Sawo Tegalsari

Sawo Tegalsari

Maka praktik belajar di Tegalsari pun ikut berubah.

Selama itu yang belajar di sana hanyalah anak-anak dari kampung setempat. Selesai pelajaran mereka pulang ke rumah masing-masing. Tidak perlu mondok.

Sejak para pangeran Solo mondok di Tegalsari, mulailah ada pondok. Tempat mondok. Kian terkenal. Tidak lagi hanya pangeran dari Solo, tapi juga dari Yogya. Bahkan juga anak-anak bangsawan lain dari luar keraton.

Gus Miftah —kiai muda yang bulan lalu mengajak Nikita Mirzani ke pondok Bina Insan Mulia Cirebon— adalah keturunan langsung Kasan Besari Tegalsari.

Mengapa di akhir perang Diponegoro banyak pengikut utamanya melarikan diri ke sekitar Ponorogo? Tentu terkait dengan Tegalsari. Mereka sudah mengenal ada pondok hebat yang akan melindungi mereka.

Apalagi Pangeran Diponegoro alumni Tegalsari. Sang pangeran dan pengikutnya, umumnya satu aliran: tarekat yang diajarkan Kasan Besari.

Pertanyaan yang belum terjawab adalah: apakah joglo Tegalsari itu rumah yang baru dibangun. Atau rumah lama di Solo yang dibongkar, dipindah ke Tegalsari.

Yang jelas, tidak ada joglo di mana pun yang konstruksinya menggunakan blandar gantung. Kecuali dari dan atas seizin Keraton Surakarta.

"Pak Dahlan harus ke rumah Pak Anies. Harus lihat sendiri. Itu jenis joglo seperti apa," ujar Reno de Topeng yang tinggal di Surabaya.
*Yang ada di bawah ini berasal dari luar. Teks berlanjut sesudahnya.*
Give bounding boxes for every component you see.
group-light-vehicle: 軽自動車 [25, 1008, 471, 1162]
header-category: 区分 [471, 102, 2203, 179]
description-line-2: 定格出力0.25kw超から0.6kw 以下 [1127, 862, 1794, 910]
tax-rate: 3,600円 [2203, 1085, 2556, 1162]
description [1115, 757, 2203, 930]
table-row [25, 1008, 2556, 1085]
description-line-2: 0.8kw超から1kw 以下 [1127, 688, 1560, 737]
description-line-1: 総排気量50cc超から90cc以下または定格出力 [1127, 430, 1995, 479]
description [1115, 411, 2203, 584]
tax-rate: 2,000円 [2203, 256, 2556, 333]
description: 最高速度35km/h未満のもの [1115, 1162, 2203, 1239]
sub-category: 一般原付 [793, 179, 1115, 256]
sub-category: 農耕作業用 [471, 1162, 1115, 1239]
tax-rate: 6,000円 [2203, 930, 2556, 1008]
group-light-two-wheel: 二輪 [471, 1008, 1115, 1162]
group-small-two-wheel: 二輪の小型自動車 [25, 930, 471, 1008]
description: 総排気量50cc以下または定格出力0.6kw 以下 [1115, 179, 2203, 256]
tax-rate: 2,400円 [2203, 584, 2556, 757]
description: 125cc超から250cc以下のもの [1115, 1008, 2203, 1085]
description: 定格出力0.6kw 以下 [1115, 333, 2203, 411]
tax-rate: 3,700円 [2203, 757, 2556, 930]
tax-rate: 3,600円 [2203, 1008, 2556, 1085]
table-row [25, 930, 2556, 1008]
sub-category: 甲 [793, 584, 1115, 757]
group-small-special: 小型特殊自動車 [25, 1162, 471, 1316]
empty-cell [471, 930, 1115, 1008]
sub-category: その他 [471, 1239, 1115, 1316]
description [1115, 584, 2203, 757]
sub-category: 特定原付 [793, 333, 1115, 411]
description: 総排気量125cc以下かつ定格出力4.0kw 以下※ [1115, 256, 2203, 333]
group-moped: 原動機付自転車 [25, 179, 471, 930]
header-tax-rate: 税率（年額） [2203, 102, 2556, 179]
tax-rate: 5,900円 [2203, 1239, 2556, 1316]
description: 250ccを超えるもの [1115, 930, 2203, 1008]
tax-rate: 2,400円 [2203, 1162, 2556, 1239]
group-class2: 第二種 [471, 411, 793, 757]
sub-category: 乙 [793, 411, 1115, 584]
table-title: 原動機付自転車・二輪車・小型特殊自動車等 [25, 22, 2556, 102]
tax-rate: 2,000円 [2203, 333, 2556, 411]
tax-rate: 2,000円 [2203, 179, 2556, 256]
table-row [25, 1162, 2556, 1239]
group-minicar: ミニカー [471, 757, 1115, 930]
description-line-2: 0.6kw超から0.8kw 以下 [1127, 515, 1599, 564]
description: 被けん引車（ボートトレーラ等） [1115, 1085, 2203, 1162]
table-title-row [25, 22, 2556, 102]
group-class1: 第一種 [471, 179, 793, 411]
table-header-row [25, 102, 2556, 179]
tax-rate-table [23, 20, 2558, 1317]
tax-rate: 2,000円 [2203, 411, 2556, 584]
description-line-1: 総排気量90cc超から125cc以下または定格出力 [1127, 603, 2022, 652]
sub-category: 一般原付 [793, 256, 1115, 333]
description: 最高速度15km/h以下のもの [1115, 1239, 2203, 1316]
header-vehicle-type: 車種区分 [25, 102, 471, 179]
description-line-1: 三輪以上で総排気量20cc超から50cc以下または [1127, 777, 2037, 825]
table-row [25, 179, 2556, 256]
Saya mengenal Reno bukan saja sebagai aktivis gereja, juga sebagai salah satu pemuka masyarakat Tionghoa di Surabaya. Saya tidak pernah tahu nama aslinya. Tapi untuk kepentingan tulisan ini saya harus bertanya.

"Pak Reno bermarga apa?"

“Marga saya Halsamer," jawabnya.

"Mana ada marga Tionghoa Halsamer..." tukas saya.

"Saya ini Jawa Belanda," jawabnya. "Kakek saya Belanda, nenek saya Jawa," tambahnya.

"Kok selama ini saya mengenal Anda sebagai Tionghoa?"